-Señorita, ¿qué le sucede?
-Déjeme, estoy viendo como pasa.
-¿Cómo pasa qué?
-La vida.
-¿Se encuentra bien? La veo un poco sola.
-¿Quién es usted para pensar sobre si estoy sola o no? ¿Qué se ha creído? ¿Qué por qué no haya ningún hombre contemplando la Luna junto a mi he de deprimirme?
-Creo que me malinterpreta, no es eso lo que pretendía hacer ver, es que únicamente, ¿está llorando?
-Tiene razón, me encuentro muy sola sin nadie con quien comentar en que estrella me gustaría vivir, o de que color es la Luna cuando se sonroja. Tengo... ¿bueno a quién le importa mi edad? Sin embargo entiende que soy joven, y usted también lo es. ¿Por qué me habla como si nos encontráramos en una película de los 60? ¿Por qué le respondo igual?

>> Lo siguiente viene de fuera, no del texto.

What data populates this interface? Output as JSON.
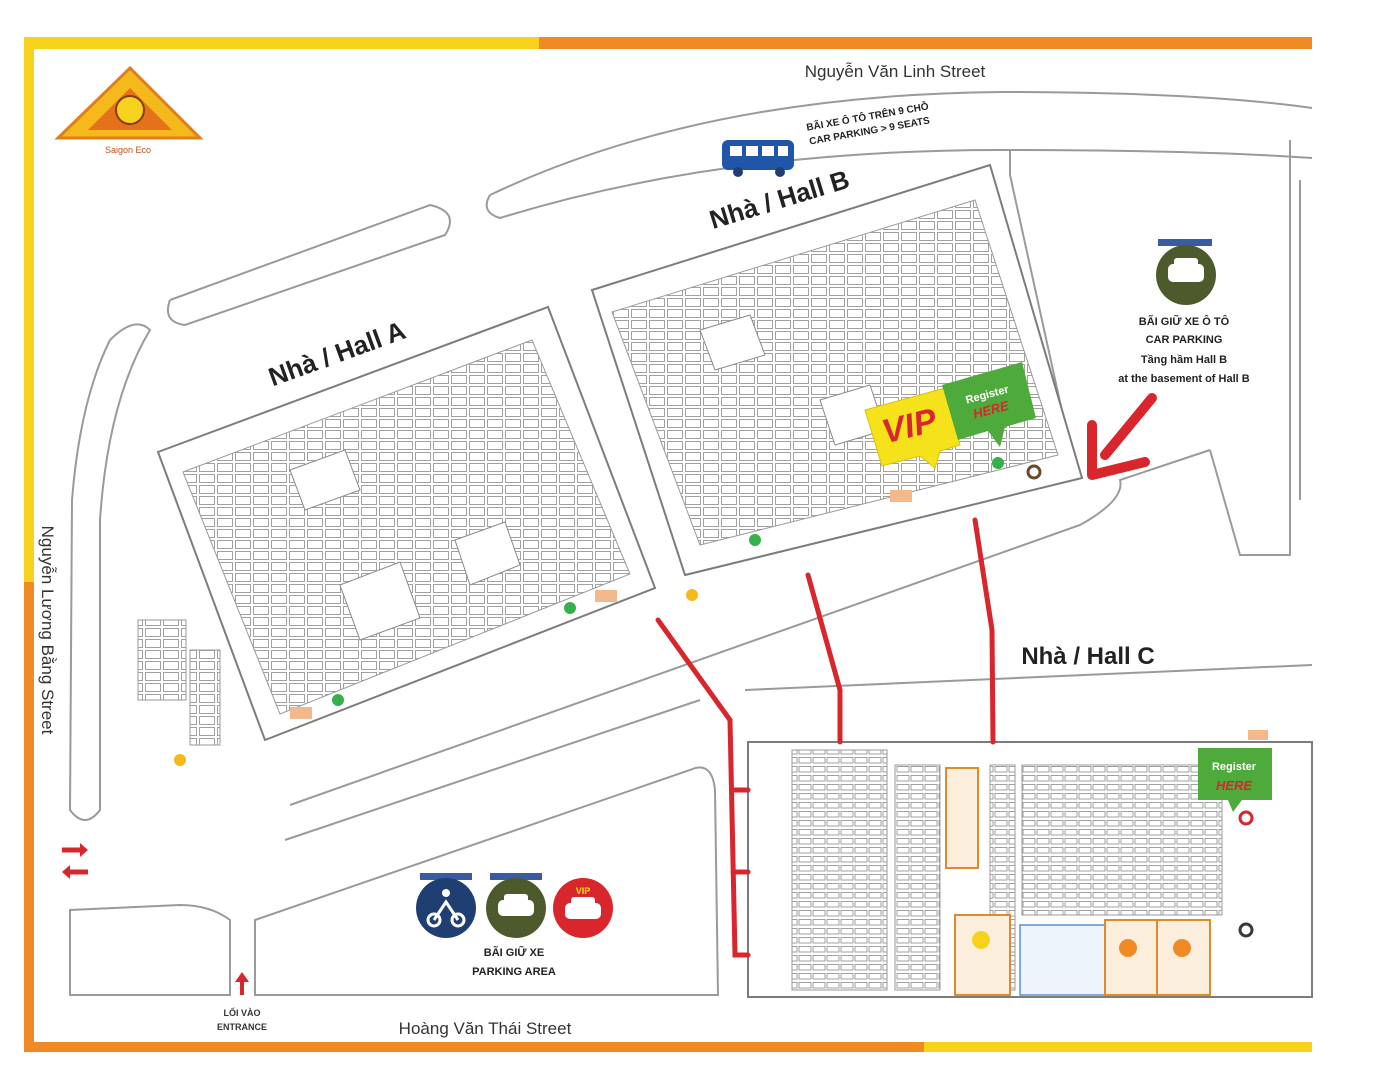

-Somos almas incomprendidas en pleno siglo XXI, me permito tutearte ahora que la conversación se alarga. Deberías llevar puesto un vestido largo con escote únicamente en los hombros.
-Puede ser, tú entonces deberías decirme que estoy preciosa esta noche y llevarme a tu casa para beber champagne.
-Lo siento señorita, es que no estamos en un cuento de hadas de mediados del siglo veinte, soy un hombre tan normal como el resto, solo interpretaba un papel que me pareció que requería la situación. Nunca te diré lo que quieres oír, está pasado de moda.
-Es cierto, sin embargo nada evitará que me quedé sentada bajo este puente esperando a que llegue mi propio milagro. Las modas hace tiempo que me parecen ridículas. Buenas noches.
-No esperes demasiado, si no llega, sal a buscarlo. Buenas noches.